Même si ces méthodes de contre-guérilla --contrôle de foules et création de comités et organisations-- n'ont pas fonctionné en Algérie car "elles ne résolvaient pas le problème politique", elles demeurent efficaces un peu partout dans le monde, "même 50 ans plus tard et même encore aujourd'hui en Irak", car pour François Géré, "si vous laissez la population entièrement entre les mains de votre adversaire, vous aurez la population contre vous".Dans ces méthodes, "la part du renseignement est énorme", mais c'est un nouveau type de renseignement.

"Dans ce genre de guerre, la reconnaissance faite par des moyens militaires ne suffit plus car chaque individu devient potentiellement une source de renseignement".Ainsi, rappelle-t-il, les Français puis les Américains au Vietnam "se sont retrouvés dans une situation où chaque fois qu'ils bougeaient, il y avait un gamin qui les avait vus et qui passait le renseignement à une brave dame qui revenait avec son panier. Et cela terminait dans les services du renseignement du Viêt-minh".En Indochine, les Français ont alors appris que "le point fondamental est la coopération de la population. Ou elle donne du renseignement pour l'adversaire ou pour vous. Si c'est pour vous, vous avez pratiquement gagné", juge ce spécialiste, pour qui "une guerre révolutionnaire, c'est 90% de renseignement et 10% d'opérations".
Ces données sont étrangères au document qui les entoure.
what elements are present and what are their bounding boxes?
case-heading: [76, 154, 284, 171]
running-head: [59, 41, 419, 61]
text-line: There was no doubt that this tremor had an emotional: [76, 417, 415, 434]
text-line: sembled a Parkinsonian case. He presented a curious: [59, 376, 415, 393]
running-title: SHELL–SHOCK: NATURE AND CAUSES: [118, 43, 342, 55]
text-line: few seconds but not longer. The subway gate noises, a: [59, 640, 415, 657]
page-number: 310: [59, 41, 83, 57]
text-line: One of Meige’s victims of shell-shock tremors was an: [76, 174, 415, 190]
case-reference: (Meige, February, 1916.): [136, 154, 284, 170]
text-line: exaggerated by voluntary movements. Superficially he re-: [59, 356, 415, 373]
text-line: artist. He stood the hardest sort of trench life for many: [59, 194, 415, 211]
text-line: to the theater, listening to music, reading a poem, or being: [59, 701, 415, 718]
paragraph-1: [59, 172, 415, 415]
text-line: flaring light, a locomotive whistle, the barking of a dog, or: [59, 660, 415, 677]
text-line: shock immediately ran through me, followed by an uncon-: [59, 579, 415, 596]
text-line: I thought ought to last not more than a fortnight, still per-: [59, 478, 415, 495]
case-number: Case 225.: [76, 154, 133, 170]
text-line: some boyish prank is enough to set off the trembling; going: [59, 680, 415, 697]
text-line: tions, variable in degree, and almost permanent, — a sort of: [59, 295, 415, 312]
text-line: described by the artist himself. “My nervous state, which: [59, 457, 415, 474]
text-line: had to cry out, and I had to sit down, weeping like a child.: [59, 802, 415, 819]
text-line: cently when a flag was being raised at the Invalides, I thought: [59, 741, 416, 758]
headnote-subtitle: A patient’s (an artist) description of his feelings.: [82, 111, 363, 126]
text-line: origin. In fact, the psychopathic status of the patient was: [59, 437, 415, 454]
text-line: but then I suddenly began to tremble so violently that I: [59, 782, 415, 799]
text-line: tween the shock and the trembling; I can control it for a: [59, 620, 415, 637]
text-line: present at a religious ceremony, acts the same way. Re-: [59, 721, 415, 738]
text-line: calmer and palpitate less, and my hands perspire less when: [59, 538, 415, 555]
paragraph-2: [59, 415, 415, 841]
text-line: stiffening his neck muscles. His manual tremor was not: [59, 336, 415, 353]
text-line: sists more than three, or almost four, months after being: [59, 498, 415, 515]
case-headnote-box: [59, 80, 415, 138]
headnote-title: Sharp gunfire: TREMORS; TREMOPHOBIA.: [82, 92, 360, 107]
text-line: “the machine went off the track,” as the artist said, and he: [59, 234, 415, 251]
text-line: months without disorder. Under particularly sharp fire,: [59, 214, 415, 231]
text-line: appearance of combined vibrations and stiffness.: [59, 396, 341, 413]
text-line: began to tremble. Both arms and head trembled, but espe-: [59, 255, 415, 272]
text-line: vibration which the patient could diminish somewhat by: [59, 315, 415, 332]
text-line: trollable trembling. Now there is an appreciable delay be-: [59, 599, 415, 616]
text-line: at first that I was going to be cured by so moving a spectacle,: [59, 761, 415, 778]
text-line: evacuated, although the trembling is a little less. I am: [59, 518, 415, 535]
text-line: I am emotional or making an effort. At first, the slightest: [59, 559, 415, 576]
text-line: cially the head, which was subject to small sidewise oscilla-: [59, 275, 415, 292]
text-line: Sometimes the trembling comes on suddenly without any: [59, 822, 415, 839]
Autre innovation en Indochine, l'armée française a développé les "petites unités mobiles envoyées sur les arrières de l'ennemi par parachutage. Cela a commencé en Indochine avec des moyens modestes, et cette technique fut développée en Algérie".La France, ajoute François Géré, a également développé le système des "commandos de chasse", une stratégie qui consiste à abandonner les structures militaires lourdes, comme les chars vite repérables, au profit d'"unités très mobiles qui doivent bénéficier d'un renseignement efficace et sont là pour traquer des forces adversaires". Une sorte d'ébauche des forces spéciales actuelles.